The gap in information is telling. “It shows the granularity with which the State operates and the degree that it is able to formulate policies for its people. In this case, the quality of addresses is a proxy for how blunt are the instruments the State uses,” he notes.
The pair has devised a possible solution to this longstanding problem. By aggregating addresses into small chunks – carried out remotely using Google Maps – they will send their first draft to the local utility office, which in turn will use its local knowledge to mark up the draft and send it back to them. The pair will also turn to crowdsourcing, by asking local residents in Pakistan to help them pinpoint neighbourhood locations more accurately.

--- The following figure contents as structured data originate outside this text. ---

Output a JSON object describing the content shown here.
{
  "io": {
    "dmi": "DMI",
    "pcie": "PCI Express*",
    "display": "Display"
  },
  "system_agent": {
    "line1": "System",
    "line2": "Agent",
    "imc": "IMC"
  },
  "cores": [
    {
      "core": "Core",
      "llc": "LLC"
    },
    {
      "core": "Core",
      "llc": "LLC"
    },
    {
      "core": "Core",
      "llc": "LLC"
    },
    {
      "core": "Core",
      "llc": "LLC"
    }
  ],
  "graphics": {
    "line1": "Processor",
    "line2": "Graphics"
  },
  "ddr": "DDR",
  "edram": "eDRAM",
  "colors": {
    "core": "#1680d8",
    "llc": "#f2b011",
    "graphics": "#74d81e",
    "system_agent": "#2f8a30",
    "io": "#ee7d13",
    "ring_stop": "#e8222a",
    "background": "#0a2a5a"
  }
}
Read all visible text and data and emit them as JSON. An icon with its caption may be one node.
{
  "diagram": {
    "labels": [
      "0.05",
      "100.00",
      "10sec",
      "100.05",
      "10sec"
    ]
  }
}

“This is a win-win approach. We create a community of users, as well as make the map operationally useful to electrical utilities staff. We hope that there will be public appetite for this information, as our project can only be sustained if organisations and users find our data useful,” he continues.
They have received support from the electrical utility, as the project’s underlying aim of promoting good governance aligns with its own agenda. “Because we are university professors and not employees of the government, we do not fall under government control. They are not paying us, but we are doing something that contributes to a public good.” As academics, we get to further our research agendas in a policy relevant manner, says Professor Naqvi.
Community engagement in Singapore
The desire to do research which is relevant to policy has seen Professor Naqvi introduce a new Public Policy Task Force module at SMU this semester. As part of this class, students observed a Singapore-based voluntary welfare organisation (VWO) in operation.
Using a project-based learning approach, students conducted interviews and observational studies, and reported their findings to the VWO at the end of the semester with suggestions on how its community engagement strategies could be improved. Based on the findings from the project, he plans to write a paper on community engagement in Singapore.
Professor Naqvi finds the link between teaching and research both productive and energising. “It keeps research alive and makes teaching fresh. Most importantly, students see first-hand how their contributions can have a significant and tangible impact in their community. It makes everything more vital,” he beams.